Cemetery Speaker Series: Infectious Disease in World History

By Historic Congressional Cemetery (other events)

Saturday, November 18 2023 1:00 PM 2:30 PM EST
 
ABOUT ABOUT

As long as human beings have existed, so too have infectious diseases. These invisible foes of humanity have proliferated and thrived across history, claiming the lives of untold billions across human history.

The Covid-19 Pandemic illustrated to people living today the all too real prevalence of infectious diseases on human societies, but this relevance is not a new phenomenon. Indeed, over 100 years ago the 1918 Influenza Pandemic devasted the United States and the world. From September to December 1918 alone, over 250,000 people died in the United States from the deadly disease. The  influence of diseases on history are visible across the 35 acres of the cemetery in the form of the various graves and memorials left behind by their victims. 

To explore the influence of disease on history, please join us this November for a Cemetery Speaker series event, with a presentation from a local historian coupled with a thematic tour of the grounds from one of our docents. 

Tickets are only $5 and all proceeds benefit our non-profit mission of historical preservation and education. Space is limited so be sure to reserve your spot today! Keynote remarks will take place either outside or inside the Chapel, weather depending, and the walking tour will take place on the grounds. The tour is approximately 45 minutes in length. Please come prepared with comfortable clothing and shoes, as the tours often stray from the main paths.

The event is rain or shine. Smoking is prohibited and dogs are not allowed to attend the event unless they are a service animal.

Our Speaker:

Andy Jampoler

Andy Jampoler lives in Washington, D.C., with his wife, Suzy, a geographer and cartographer.  Until recently, Suzy has raised seeing eye dog puppies for New York’s Guide Dog Foundation for the Blind.

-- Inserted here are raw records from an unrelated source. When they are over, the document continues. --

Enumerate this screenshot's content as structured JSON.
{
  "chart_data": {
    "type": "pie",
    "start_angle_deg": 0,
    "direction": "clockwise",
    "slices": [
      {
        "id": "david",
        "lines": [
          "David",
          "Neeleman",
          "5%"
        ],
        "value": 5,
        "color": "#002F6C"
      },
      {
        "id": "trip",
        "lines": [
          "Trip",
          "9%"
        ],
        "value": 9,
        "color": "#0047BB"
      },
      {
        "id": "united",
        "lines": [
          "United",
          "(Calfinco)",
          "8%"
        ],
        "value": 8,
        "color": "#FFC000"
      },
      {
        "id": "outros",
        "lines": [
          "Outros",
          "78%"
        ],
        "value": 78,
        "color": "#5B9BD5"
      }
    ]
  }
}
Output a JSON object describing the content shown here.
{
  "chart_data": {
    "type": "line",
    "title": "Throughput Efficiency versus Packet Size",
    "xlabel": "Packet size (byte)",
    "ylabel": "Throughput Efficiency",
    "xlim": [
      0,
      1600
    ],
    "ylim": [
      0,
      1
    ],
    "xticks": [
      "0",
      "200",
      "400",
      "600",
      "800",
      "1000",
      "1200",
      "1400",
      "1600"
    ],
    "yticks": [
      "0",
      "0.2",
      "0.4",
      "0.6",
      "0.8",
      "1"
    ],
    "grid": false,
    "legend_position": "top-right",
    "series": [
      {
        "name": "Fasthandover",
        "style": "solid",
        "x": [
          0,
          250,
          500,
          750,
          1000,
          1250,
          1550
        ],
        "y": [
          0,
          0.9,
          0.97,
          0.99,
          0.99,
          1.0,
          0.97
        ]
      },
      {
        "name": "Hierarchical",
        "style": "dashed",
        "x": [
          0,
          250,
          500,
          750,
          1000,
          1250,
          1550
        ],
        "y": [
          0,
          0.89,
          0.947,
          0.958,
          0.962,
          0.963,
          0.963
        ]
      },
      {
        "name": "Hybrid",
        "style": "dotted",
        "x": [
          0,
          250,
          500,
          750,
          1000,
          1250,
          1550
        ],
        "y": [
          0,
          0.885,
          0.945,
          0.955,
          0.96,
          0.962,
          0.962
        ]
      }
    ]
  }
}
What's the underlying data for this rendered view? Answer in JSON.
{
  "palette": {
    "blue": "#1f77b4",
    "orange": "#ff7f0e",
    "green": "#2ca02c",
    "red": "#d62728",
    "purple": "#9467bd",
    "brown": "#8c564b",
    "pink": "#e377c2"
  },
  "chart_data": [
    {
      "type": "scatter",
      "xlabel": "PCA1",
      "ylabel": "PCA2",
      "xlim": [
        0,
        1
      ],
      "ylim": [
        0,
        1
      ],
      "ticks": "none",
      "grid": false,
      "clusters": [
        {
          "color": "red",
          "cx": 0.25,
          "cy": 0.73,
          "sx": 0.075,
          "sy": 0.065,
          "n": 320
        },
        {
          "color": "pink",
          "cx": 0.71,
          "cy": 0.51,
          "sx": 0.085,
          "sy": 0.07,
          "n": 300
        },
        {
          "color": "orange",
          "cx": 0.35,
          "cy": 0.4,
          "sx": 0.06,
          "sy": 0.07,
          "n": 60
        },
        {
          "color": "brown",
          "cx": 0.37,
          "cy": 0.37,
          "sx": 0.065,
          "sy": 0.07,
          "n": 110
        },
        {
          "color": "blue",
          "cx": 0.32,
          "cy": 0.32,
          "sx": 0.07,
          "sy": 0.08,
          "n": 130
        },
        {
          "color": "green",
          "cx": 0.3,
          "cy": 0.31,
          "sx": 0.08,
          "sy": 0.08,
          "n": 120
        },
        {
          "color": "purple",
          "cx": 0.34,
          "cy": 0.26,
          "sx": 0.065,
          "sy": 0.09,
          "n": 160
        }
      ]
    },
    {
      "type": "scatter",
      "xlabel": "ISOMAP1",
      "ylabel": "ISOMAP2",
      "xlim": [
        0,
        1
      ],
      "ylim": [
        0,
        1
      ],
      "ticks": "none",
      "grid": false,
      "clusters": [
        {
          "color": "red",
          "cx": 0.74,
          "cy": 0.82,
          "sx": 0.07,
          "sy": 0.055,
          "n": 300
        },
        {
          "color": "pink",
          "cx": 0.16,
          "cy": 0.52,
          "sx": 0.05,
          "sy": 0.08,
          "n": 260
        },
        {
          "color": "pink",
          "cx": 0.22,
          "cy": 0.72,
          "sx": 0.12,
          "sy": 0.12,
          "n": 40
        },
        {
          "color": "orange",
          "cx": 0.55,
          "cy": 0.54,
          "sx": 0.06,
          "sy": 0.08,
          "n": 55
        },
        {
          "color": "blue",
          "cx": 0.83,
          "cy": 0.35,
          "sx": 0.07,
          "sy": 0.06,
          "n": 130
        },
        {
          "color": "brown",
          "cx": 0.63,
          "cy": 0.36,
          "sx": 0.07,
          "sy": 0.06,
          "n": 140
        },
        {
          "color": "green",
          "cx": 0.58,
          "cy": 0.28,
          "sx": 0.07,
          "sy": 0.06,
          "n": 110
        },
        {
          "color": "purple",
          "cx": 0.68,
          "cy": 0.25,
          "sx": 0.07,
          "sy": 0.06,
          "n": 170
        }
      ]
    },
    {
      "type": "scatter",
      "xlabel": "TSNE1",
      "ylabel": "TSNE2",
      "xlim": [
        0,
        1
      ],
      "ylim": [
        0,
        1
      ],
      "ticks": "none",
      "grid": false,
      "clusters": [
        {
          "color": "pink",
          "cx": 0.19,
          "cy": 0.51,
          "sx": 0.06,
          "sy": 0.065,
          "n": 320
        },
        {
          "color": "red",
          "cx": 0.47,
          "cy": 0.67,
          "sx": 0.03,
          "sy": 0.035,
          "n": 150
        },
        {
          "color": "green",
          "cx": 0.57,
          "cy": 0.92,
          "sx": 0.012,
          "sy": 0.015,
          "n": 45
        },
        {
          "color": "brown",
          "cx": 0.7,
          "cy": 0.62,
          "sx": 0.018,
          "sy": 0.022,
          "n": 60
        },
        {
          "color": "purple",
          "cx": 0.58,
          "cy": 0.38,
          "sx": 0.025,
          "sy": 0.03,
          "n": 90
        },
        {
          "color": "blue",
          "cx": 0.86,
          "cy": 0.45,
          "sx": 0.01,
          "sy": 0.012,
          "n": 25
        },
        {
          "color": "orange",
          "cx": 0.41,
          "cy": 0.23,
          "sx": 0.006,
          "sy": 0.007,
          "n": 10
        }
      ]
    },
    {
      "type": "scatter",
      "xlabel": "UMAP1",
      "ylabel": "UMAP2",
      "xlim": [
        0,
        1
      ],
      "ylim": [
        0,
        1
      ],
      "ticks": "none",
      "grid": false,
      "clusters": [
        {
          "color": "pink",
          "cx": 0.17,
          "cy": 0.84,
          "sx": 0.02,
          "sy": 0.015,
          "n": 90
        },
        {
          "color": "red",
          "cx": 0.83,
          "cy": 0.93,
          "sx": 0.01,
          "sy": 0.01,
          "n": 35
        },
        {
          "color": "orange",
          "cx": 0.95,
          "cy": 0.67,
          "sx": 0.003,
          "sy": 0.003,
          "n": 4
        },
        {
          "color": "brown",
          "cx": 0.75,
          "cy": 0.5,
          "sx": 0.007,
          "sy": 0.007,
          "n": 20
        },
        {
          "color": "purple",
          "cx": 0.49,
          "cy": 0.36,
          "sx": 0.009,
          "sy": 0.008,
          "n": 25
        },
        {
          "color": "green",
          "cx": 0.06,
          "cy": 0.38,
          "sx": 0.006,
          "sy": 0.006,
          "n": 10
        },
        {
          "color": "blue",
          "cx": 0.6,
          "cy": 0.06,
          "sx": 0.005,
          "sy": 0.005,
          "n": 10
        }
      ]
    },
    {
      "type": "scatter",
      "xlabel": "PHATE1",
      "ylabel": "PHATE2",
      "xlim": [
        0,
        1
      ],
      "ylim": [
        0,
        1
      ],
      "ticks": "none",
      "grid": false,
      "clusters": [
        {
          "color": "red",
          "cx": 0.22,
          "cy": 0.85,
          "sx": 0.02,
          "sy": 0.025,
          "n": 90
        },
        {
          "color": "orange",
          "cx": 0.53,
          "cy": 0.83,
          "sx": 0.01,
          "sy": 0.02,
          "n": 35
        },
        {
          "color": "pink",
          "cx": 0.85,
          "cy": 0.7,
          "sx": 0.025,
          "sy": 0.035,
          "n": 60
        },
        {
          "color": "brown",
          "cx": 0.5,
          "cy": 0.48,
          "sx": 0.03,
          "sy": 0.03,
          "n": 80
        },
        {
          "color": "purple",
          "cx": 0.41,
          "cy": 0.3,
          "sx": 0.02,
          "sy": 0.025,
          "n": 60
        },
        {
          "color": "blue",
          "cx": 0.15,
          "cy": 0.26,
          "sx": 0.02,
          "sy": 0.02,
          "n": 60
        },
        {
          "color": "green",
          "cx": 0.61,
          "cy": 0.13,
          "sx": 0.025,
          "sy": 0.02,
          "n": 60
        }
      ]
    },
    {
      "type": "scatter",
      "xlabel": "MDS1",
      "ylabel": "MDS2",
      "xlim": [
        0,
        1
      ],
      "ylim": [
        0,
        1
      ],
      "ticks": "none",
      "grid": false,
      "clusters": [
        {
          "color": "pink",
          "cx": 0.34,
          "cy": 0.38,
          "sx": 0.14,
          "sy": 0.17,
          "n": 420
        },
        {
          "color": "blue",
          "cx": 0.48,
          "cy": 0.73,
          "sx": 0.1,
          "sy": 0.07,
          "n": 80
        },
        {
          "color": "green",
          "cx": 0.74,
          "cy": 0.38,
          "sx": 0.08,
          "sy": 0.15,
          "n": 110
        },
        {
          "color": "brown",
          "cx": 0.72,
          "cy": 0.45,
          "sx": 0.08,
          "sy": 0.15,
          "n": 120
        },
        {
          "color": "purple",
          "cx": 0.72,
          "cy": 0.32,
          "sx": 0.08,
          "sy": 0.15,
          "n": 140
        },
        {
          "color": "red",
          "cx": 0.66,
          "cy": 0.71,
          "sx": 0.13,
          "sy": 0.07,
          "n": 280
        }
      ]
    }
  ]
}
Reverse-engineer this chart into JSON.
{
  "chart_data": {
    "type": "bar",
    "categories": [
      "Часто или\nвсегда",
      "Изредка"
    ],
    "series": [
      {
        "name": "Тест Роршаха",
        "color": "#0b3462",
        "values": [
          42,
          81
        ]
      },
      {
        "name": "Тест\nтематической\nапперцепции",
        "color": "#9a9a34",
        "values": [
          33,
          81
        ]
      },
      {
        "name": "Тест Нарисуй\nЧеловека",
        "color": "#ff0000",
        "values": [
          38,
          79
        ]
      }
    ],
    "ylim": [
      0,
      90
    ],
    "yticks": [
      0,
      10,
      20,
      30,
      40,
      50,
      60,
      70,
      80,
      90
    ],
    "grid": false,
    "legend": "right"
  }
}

Andy is an alumnus of Columbia College and the School of International and Public Affairs, both of Columbia University, in New York City, and of the U.S. State Department Foreign Service Institute’s School of Language Study.

After completing flight training, during twenty-plus years on active duty in the U.S. Navy that followed, Andy served on the personal staffs of the chief of naval operations, the secretary of defense, and the commander in chief of the Pacific Fleet, and also on the ground in Vietnam.  He commanded Patrol Squadron Nineteen and Naval Air Station Moffett Field.  Later he was a senior sales and marketing executive with German and American aerospace companies.

Andy has been researching and writing non-fiction books for the past twenty years.  A review in the Wall Street Journal described his first book, Adak, The Rescue of Alfa Foxtrot 586, as “an adventure story to rival the best you’ve ever read.”  His seventh book from the Naval Institute Press, Embassy to the Eastern Courts, about the secret missions in the 1830s that constituted America’s now forgotten first “pivot toward Asia” during Andrew Jackson’s administration, was published by the Press in November 2015. His most recent book, Hard Aground, which is about the short life and sudden destruction of the cruiser USS Memphis a century ago, was released by the University of Alabama Press in 2022.

Andy has given illustrated talks on the subjects of his books, articles, and historical research to audiences at the Library of Congress, the National Archives, at the Smithsonian Institution, and other museums in the U.S. and abroad, also at embassies and academic symposia, in book stores, and on board cruise ships sailing the oceans of the world.  Some are available on the website of C-SPAN TV.